Еще один составляющий элемент книги также складывался годами в условиях, вероятно, самых важных для меня и длительных дружеских отношений с четой Макдауэлл, Чарлзом и Картер. Примечательно, что Чарлз – доктор медицины, ныне отошедший от частной практики, и ортопед, специализирующийся на хирургии кисти. Картер – одна из самых эрудированных женщин среди моих знакомых, и особый интерес для нее представляют столь разные предметы, как теология и городское планирование. В ее представлении они взаимосвязаны, поскольку оба имеют отношение к поискам смысла жизни. За долгие годы мы с Макдауэллами часто говорили о смерти, о том, есть ли что-нибудь после нее, особенно после того, как и у Чарлза, и у Картер умерли матери. Картер и Чарлз всегда относились скептически к любым предположениям о существовании другой жизни после нынешней и даже отмахивались от них. Они оспаривали каждую мою мысль по этому предмету, но никто из нас не прекращал его обсуждения. Так что наши разговоры продолжались. Ни Чарлз, ни Картер не приблизились к новым озарениям, а оба готовы признать, что такие озарения могут свидетельствовать о чем-то, существующем в действительности; однако они настаивают, что жизнь после смерти, чтобы иметь какой-то смысл, должна представляться логичной их изощренному разуму XXI века. Чарлз и Картер увлекли меня, мой текст во многом отражает разговоры, которые я вел с ними.

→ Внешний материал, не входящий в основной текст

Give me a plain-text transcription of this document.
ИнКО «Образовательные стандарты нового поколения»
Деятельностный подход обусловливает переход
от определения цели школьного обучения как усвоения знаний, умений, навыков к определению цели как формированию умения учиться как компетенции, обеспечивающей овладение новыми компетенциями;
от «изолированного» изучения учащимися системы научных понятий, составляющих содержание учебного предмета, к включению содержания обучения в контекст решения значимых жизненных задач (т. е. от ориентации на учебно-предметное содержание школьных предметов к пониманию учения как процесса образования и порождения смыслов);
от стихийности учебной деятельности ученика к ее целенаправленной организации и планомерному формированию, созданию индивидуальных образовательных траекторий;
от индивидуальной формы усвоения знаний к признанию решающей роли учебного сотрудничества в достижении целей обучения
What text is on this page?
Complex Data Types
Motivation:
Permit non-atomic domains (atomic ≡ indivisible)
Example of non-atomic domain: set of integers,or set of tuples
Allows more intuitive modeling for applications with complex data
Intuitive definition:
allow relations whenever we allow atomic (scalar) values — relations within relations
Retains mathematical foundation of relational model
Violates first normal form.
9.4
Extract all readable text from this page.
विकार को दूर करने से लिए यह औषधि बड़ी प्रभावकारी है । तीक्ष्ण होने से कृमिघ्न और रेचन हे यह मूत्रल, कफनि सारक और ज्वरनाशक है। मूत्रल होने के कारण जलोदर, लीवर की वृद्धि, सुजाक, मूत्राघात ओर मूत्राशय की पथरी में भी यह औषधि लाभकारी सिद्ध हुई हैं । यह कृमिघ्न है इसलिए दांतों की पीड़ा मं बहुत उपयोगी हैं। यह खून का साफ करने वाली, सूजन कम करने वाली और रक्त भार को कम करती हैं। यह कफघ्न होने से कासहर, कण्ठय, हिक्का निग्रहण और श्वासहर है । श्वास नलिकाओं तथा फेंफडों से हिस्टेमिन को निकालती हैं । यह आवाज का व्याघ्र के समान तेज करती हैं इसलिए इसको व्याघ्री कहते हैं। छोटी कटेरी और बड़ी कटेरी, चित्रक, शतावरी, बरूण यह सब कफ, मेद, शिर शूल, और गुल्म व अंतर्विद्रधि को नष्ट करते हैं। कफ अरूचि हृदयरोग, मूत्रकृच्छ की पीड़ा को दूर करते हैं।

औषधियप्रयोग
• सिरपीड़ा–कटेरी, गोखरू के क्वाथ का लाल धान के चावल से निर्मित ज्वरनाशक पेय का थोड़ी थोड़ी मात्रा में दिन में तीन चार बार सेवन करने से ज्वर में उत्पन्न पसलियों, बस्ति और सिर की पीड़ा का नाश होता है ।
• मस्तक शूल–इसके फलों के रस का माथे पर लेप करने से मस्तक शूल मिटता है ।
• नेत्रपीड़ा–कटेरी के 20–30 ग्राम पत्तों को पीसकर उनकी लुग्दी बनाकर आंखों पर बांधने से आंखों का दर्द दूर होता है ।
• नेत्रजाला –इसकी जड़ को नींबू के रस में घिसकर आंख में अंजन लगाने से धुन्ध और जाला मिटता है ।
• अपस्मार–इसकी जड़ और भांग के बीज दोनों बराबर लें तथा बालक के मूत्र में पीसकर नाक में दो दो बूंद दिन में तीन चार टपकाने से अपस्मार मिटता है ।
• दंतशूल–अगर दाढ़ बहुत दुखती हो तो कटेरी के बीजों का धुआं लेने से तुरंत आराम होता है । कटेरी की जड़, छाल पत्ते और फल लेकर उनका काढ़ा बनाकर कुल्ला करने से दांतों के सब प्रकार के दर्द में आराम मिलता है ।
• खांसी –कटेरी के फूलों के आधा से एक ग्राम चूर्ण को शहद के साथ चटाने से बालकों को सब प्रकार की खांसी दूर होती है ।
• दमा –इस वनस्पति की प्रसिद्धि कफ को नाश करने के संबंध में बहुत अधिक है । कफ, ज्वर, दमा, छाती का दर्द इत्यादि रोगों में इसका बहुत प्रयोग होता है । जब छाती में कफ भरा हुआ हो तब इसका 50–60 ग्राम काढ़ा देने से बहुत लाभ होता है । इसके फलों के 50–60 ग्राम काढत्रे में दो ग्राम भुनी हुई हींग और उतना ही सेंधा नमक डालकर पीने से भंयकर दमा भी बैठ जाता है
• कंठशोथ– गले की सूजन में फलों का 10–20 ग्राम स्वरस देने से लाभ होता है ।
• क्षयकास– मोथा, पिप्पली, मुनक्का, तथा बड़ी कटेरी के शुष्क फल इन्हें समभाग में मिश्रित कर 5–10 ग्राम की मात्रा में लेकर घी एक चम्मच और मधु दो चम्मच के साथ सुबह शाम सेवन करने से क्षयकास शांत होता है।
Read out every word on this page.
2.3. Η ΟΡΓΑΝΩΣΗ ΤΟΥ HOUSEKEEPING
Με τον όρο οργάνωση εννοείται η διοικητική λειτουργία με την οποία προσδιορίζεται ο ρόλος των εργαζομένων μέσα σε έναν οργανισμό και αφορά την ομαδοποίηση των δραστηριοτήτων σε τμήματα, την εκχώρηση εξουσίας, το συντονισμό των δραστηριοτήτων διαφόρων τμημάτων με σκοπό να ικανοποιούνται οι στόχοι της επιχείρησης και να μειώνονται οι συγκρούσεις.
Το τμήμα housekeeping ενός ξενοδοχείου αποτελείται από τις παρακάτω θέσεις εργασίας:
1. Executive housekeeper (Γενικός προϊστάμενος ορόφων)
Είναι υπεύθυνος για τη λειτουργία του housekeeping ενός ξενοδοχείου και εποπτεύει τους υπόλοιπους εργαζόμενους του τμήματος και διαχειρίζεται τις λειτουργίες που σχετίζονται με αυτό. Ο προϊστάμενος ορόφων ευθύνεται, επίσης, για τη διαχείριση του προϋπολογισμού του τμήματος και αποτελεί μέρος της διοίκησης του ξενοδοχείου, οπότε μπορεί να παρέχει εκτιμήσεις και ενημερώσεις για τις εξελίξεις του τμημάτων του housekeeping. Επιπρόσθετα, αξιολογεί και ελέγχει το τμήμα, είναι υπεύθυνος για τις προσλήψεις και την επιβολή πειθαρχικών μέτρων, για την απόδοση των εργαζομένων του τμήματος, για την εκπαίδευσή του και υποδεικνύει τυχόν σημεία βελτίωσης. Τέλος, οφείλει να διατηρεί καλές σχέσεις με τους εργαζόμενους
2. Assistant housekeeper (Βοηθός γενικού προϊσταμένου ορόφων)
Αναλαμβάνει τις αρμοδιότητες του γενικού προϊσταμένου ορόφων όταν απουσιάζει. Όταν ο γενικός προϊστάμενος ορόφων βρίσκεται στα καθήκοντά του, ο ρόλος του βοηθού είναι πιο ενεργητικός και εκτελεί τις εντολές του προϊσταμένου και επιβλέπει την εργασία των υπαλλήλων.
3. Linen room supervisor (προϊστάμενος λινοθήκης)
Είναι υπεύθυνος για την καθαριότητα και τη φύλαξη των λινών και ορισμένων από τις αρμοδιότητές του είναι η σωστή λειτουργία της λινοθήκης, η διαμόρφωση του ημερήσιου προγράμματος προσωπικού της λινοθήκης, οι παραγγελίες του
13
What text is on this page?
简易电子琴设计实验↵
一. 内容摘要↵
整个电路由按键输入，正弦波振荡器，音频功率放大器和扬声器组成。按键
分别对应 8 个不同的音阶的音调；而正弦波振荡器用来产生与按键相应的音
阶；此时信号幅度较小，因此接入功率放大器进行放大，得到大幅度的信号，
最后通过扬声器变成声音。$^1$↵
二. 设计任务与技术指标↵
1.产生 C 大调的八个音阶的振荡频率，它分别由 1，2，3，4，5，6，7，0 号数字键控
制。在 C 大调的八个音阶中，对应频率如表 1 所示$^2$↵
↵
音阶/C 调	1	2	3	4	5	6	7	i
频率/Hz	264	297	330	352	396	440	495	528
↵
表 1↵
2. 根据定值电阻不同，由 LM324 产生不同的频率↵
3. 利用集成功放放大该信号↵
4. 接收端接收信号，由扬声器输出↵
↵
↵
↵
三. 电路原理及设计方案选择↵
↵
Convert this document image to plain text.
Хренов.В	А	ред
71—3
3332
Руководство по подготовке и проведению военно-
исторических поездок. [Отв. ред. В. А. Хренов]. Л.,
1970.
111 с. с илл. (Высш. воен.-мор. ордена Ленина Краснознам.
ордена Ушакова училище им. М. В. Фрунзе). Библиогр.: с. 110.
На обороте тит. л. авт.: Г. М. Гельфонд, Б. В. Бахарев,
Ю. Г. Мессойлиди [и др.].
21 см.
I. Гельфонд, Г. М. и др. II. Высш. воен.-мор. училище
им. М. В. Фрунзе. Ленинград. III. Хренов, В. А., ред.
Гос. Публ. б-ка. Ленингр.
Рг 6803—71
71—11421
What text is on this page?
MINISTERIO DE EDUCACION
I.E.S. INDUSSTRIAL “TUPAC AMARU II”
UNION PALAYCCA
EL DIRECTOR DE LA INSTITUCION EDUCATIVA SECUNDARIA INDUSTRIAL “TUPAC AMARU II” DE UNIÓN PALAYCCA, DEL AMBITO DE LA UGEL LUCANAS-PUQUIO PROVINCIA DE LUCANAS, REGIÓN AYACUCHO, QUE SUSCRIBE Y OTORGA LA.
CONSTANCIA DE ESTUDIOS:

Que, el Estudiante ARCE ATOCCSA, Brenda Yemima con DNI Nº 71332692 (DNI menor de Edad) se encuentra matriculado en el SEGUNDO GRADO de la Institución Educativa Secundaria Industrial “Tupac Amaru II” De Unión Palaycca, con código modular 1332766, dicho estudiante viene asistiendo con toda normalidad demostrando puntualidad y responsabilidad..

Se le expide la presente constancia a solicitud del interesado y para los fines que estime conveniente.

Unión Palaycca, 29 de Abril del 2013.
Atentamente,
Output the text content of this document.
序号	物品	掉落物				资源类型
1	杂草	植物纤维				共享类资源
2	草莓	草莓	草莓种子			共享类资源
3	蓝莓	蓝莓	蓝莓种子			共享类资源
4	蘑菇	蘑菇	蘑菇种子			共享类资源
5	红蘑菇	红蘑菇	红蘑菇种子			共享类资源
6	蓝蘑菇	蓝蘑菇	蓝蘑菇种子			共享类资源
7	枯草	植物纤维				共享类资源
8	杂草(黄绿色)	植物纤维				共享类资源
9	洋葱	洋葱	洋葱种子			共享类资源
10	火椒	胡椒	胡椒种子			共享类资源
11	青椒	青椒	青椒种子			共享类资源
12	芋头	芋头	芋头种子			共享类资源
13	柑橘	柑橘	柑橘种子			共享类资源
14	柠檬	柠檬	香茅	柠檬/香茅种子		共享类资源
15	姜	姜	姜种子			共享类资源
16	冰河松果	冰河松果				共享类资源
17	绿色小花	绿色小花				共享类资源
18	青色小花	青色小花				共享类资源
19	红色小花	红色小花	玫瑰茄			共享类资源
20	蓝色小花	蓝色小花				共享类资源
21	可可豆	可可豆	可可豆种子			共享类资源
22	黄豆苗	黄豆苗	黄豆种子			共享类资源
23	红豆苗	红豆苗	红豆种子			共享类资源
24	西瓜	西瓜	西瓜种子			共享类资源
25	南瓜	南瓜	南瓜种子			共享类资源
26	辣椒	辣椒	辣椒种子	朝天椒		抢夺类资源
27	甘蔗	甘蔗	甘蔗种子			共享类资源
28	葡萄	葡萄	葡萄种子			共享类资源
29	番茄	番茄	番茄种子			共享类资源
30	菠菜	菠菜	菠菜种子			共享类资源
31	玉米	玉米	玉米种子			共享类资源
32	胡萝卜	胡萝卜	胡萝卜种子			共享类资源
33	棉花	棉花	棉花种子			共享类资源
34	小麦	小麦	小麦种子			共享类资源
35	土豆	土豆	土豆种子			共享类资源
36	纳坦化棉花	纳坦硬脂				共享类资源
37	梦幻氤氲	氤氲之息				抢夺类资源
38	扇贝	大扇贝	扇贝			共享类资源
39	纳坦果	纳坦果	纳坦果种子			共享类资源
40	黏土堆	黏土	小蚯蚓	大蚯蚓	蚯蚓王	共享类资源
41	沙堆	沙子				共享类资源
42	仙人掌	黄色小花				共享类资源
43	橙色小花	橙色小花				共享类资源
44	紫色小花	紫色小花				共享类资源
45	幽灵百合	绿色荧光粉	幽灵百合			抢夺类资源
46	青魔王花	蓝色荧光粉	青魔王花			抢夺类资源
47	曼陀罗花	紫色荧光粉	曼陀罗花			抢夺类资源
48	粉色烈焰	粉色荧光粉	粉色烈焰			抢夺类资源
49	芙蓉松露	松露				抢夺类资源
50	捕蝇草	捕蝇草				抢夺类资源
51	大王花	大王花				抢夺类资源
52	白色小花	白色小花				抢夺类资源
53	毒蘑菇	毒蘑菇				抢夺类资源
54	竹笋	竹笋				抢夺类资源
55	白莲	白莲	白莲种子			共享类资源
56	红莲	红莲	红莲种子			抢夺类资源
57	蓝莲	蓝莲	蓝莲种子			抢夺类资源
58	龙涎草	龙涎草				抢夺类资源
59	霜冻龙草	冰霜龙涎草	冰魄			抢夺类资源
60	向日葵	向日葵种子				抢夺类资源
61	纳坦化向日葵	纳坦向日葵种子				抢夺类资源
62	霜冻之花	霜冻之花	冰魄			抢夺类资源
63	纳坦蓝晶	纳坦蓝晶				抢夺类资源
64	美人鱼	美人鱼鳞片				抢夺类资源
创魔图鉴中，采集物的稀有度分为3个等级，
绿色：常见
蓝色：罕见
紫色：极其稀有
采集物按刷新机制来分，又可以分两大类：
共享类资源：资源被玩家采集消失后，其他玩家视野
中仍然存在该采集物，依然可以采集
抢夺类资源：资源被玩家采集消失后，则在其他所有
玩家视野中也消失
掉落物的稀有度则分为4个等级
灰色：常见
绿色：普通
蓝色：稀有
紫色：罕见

Последний составляющий элемент, который понадобился мне, чтобы написать эту книгу, обеспечили мне два очень близких друга: пока велась работа над рукописью, оба они были живы, несмотря на страшные диагнозы. Я обращался к ним за помощью. Первым из этих друзей был Милтон Рис Лерой, служитель Епископальной церкви, архидиакон и мой бывший коллега, ближе к концу жизни обретший смысл не в Епископальной церкви, а в традиции квакеров. Вторым – Оуэн Доулинг, епископ англиканской церкви из Австралии, ушедший на покой. Оба они осознанно смотрели смерти в лицо. Ни один не дрогнул, оба согласились регулярно писать мне, шагая навстречу своей смерти и самостоятельно облекая в слова свои мысли, страхи и наблюдения, объясняя мне, что помогает им участвовать в процессе умирания, а что нет. Я дорожу их письмами и сведениями, они оказали мне неоценимую помощь.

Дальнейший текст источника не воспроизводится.